03: Research compendia with rrtools

By Paola Corrales and Elio Campitelli

Of course, you can always create a file structure that suits you and your work by hand. But if you are going to do that a lot, it might be nice to automate some of the work. We are going to use the rrtools package to create a “research compendium” using a couple of R functions and combine it with the things we learned on the git and GitHub section.

The first thing you need to know is that an rrtools compendium will be at the same time an R package. If you don’t have experience with R packages, don’t worry! This is why:

  • An R package is, in practice, just a folder with some special text files and a few sub-folders.
  • You don’t need to learn much about packages to use rtools and take advantage of it.
  • Here we’ll cover the necessary bits to work inside a compendium.
  • But if you want to learn more about R packages there are wonderful resources, for example: here.

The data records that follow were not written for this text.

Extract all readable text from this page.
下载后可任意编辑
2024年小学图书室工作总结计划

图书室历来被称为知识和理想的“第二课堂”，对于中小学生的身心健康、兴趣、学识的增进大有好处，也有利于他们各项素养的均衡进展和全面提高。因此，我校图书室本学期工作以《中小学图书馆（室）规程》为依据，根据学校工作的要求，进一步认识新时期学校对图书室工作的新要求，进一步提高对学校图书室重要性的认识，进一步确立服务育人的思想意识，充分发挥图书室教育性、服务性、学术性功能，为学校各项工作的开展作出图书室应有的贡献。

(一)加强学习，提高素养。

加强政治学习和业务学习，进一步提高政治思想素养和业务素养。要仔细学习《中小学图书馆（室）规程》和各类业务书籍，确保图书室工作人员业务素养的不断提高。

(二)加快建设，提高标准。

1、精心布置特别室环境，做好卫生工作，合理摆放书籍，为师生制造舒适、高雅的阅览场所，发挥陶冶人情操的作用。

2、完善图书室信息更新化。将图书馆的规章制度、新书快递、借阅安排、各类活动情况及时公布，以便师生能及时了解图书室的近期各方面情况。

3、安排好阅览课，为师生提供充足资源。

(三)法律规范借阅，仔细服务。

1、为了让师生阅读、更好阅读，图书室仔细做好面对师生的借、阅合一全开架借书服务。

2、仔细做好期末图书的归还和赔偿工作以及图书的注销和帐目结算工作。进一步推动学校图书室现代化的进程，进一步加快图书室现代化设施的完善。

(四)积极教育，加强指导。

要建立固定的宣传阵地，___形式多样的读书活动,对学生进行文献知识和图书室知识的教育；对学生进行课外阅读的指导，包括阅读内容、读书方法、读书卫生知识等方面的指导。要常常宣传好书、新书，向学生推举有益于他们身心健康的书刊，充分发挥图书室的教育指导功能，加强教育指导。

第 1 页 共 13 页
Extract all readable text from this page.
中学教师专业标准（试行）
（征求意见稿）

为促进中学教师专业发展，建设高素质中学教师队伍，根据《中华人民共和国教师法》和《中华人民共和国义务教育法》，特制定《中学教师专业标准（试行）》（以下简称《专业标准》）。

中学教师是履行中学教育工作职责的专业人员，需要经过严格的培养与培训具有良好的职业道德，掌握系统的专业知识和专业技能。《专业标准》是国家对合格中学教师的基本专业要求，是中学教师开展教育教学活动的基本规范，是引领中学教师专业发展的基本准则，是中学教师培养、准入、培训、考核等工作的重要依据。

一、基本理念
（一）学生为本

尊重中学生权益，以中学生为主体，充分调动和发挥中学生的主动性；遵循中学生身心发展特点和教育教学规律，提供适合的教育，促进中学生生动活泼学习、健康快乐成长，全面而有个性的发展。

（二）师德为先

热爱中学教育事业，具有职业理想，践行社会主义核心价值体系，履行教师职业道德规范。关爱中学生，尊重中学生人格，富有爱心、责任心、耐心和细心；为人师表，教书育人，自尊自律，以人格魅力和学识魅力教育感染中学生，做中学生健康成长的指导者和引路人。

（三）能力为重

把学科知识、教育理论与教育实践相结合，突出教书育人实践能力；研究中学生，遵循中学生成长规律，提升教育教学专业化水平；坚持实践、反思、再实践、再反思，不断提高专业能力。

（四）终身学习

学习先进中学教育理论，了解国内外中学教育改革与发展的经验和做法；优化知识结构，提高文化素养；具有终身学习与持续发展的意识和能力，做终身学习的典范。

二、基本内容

The following instructions are adapted from the rrtools GitHub repository.

0. Create a Git-managed directory linked to an online repository

It is possible to use rrtools without Git, but usually you would want you research compendium to be managed by the version control software Git.

The name of the compendium and the project should be the same. Keep in mind that this will also be the package name so it has to follow some rules for everything to work properly. Your project name must:

  • contain only ASCII letters, numbers, and ‘.’
  • have at least two characters
  • start with a letter (not a number)
  • not end with ‘.’

For convenience we will use pkgname as a placeholder for this package’s name.

  1. Create an repository on GitHub. Remember to pick a valid R package name.
  2. In RStudio, start a new Project:
  • File > New Project > Version Control > Git. In the “repository URL” paste the URL of your new GitHub repository. It will be something like this https://github.com/yourusername/pkgname.git.
  • Make sure you know where you are creating the project.
  • Choose “Open in new session”.
  • Click on “Create Project”.

1. rrtools::use_compendium()

This uses usethis::create_package() to create a basic R package in the pkgname directory. The function will also instruct on the next steps.

Create the compendium

  1. In the new project, run rrtools::use_compendium(simple = FALSE) to create the compendium.
    You will see a message. At the end it will ask you:
Overwrite pre-existing file 'testrrtools.Rproj'?

1: Not now
2: Yes
3: No

Select the “Yes” option.

(It’s possible that a new RStudio windowd is opened at this time. Close it and continue on the original session.)

  1. Edit the DESCRIPTION file (located in your pkgname directory) to include accurate metadata, e.g. your ORCID. This is one of the files that makes a regular folder an “R package”.

  2. Periodically update the Imports: section of the DESCRIPTION file with the names of packages used in the code we write in the .Rmd document(s) by running rrtools::add_dependencies_to_description()

2. usethis::use_mit_license(copyright_holder = "My Name")

This adds a reference to the MIT license in the DESCRIPTION file and generates a LICENSE file listing the name provided as the copyright holder.

To use a different license, replace this line with any of the licenses mentioned here: ?usethis::use_mit_license()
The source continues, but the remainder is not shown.